The United States, concerned over what it regards as
failed inspections of nuclear facilities in Iran and Iraq, wants to reform
the International Atomic Energy Agency.
Officials and experts said IAEA inspections in both Iran and Iraq have
been inadequate and limited. They said the agency has failed to achieve
access to suspicious facilities in North Korea as well as in the two Middle
East states.
"We count on IAEA to be forthright and forceful in identifying problems
and safeguards violations, and we expect it to insist on immediate action by
Iran to end its clandestine nuclear weapons programs," Assistant Secretary
of State for Nonproliferation John Wolf said.
The officials and experts cited an IAEA report that failed to find
evidence of an Iraqi nuclear weapons program, Middle East Newsline reported. They said the March report to
the United Nations Security Council, submitted by IAEA director-general
Mohammed El Baredei, ignored major elements of Iraq's nuclear activities as
well as Baghdad's previous efforts to conceal weapons of mass destruction
from international inspectors.
"The IAEA has misled the public into believing that Iraq no longer
constitutes a nuclear threat," Paul Leventhal, president emeritus of the
Washington-based Nuclear Control Institute, said. "Given the IAEA's past
failures to detect a nuclear weapons program in Iraq, El Baradei would serve
both the interests of his agency and of the world by demonstrating more
humility and candor in his reporting on Iraq."
U.S. experts and officials said the IAEA's failure in Iraq could extend
to Iran.
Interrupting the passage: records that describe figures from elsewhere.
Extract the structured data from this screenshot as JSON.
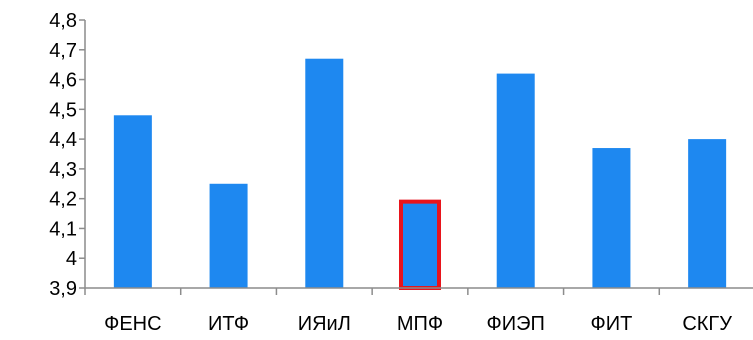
{
  "chart_data": {
    "type": "bar",
    "categories": [
      "ФЕНС",
      "ИТФ",
      "ИЯиЛ",
      "МПФ",
      "ФИЭП",
      "ФИТ",
      "СКГУ"
    ],
    "values": [
      4.48,
      4.25,
      4.67,
      4.19,
      4.62,
      4.37,
      4.4
    ],
    "ylim": [
      3.9,
      4.8
    ],
    "yticks": [
      3.9,
      4,
      4.1,
      4.2,
      4.3,
      4.4,
      4.5,
      4.6,
      4.7,
      4.8
    ],
    "ytick_labels": [
      "3,9",
      "4",
      "4,1",
      "4,2",
      "4,3",
      "4,4",
      "4,5",
      "4,6",
      "4,7",
      "4,8"
    ],
    "highlighted_category": "МПФ",
    "grid": false,
    "legend": "none",
    "colors": {
      "bar": "#1E88F0",
      "highlight_border": "#E8141C",
      "axis": "#8C8C8C"
    }
  }
}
They said the agency has failed to use intelligence information on
Iran's nuclear program to press for greater access to such facilities as
Natanz, where Iran is constructing gas centrifuges for the production of
enriched uranium.
Under Secretary of State for Arms Control and International Security
Affairs John Bolton said the IAEA has not been tough with countries that
sign nonproliferation treaties and then fail to comply. He cited the
examples of Iran, Iraq and North Korea and suggested that the agency and its
UN sponsor do not maintain uniform standards of compliance.
"There's a heavy burden on the United Nations to show that it can be
effective in this area and to show that statements, documents, declarations,
resolutions and treaties that come out of the UN system in fact are observed
by everybody who signs up to them, because if theyÕre not, then obviously
the entire UN system will be less effective," Bolton said.
The Bush administration plans to focus on nonproliferation in the
aftermath of the war in Iraq. Officials said this would include recruitment
of international cooperation to stop the flow of illicit nuclear material as
well as a review of the IAEA.
"Once we have a better atmosphere after Iraq, one of the things we're
going to have to look at is how the world gets itself better organized to
deal with issues concerning weapons of mass destruction," U.S. National
Security Adviser Condoleezza Rice said.